SARS-CoV-2 transmission dynamics
The transmission dynamics take place within each subpopulation and assume a classic compartmentalization scheme for disease progression similar to those used in several large-scale models of SARS-CoV-2 transmission[15,51-55]. Each individual, at any given point in time, is assigned to a compartment corresponding to their particular disease-related state (specifically, one could be susceptible, latent, infectious or removed)[49]. This state also controls the individual’s ability to travel (details in the Supplementary Information). Individuals transition between compartments through stochastic chain binomial processes. Susceptible individuals can acquire the virus through contact with individuals in the infectious category and can subsequently become latent (that is, infected but not yet able to transmit the infection). The process of infection is modelled using age-stratified contact patterns at the state and country level[56,57]. Latent individuals progress to the infectious stage at a rate inversely proportional to the latent period, and infectious individuals progress to the removed stage at a rate inversely proportional to the infectious period. The sum of the mean latent and infectious periods defines the generation time. Removed individuals are those who can no longer infect others. To estimate the number of deaths, we consider a uniformly distributed prior of the IFRs (ranging from 0.4% to 2%) that is age stratified proportional to the values estimated by ref. [33] and incorporates reporting delays.
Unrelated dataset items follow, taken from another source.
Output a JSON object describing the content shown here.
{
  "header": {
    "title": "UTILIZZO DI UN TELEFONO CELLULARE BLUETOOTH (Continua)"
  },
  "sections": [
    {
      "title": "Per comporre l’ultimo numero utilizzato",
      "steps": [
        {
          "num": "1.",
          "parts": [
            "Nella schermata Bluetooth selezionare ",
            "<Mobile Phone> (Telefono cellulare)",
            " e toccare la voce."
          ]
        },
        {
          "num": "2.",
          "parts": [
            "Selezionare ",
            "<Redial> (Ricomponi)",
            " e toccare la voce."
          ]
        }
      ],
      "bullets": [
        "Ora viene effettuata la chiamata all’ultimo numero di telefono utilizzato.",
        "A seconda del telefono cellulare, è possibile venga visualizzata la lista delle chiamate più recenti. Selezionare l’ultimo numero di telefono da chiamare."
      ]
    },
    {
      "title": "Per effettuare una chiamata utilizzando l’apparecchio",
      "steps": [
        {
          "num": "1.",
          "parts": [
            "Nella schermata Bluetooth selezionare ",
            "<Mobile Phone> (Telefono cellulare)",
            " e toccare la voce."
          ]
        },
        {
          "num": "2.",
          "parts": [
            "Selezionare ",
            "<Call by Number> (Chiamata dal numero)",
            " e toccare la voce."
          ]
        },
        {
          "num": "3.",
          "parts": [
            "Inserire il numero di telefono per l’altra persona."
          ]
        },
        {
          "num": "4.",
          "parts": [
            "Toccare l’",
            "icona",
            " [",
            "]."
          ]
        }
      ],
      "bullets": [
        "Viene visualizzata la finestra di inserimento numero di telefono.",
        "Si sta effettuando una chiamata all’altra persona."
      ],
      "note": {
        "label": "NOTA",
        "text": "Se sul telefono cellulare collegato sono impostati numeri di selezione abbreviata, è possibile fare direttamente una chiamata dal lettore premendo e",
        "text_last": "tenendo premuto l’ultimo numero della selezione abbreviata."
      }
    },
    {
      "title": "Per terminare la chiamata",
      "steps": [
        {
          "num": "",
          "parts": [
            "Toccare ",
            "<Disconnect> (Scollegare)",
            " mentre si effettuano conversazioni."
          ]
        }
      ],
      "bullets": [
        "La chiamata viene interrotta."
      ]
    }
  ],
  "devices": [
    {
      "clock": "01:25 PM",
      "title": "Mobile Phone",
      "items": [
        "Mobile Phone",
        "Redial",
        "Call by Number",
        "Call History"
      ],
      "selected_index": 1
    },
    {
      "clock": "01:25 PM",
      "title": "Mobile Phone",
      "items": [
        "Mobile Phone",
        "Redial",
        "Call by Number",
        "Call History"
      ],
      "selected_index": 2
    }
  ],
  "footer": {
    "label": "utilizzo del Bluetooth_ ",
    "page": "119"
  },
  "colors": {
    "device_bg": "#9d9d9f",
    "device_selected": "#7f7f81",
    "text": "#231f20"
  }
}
The transmission model does not assume heterogeneities due to age differences in susceptibility to the SARS-CoV-2 infection for younger children (1–10 years old). This is an intense area of discussion[58,59,60]. The transmission dynamic and the offspring distribution of infectious individuals in the model will depend on the specific details of each population, local and global mobility, NPIs and so on. While overdispersion in transmission varies by location in our model, we find that overall, it is consistent with 25% of primary infections causing 75% of transmission in our simulations (Supplementary Fig. 9). Additional simulations considering a fixed level of dispersion, informed by past studies, result in differences of less than 3 days in onset times (Supplementary Fig. 10; see also the Supplementary Information for further discussion).
Model calibration
We assume a start date of the epidemic in Wuhan, China, that falls between 15 November 2019 and 1 December 2019, with 20 initial infections[49,51,61,62,63]. This considers that our model has a posterior distribution for the emergence of the outbreak in China that includes the possibility of transmission starting in October, 2019 (refs. [64,65]). The model generates an ensemble of possible epidemic realizations and is initially calibrated using an approximate Bayesian computation (ABC) rejection approach[13] based on the observed international importations from mainland China up to 21 January 2020 (ref. [49]). Only a fraction of imported cases is generally detected at the destination[10,66]. According to the estimates proposed in ref. [67], we stratify the detection capacity of countries into three groups: high, medium, and low surveillance capacity according to the Global Health Security Index[68], and assume that asymptomatic infections are never detected. The model calibration does not consider correlated importations (for example, family travel) and assumes that travel probabilities are homogeneous across all individuals in each subpopulation. We further calibrate our model using the temporal ordering of the onset of local transmission (as defined in the section ‘Onset of local transmission’) of the countries investigated. If we consider the epidemiological evidence[38,69,70], Italy was the first European country to experience substantial community transmission. Therefore, throughout the paper, we constrain the ensemble of simulations focusing only on stochastic realizations in which Italy is the first country, in the group under examination, to experience sustained local transmission (see Supplementary Information for details and further analyses of unconstrained simulations). Furthermore, we perform for each state and country an additional ABC rejection analysis using as evidence the weekly reported deaths in the time window starting on 22 March 2020 and ending on 27 June 2020. A full description of the model calibration is provided in the Supplementary Information.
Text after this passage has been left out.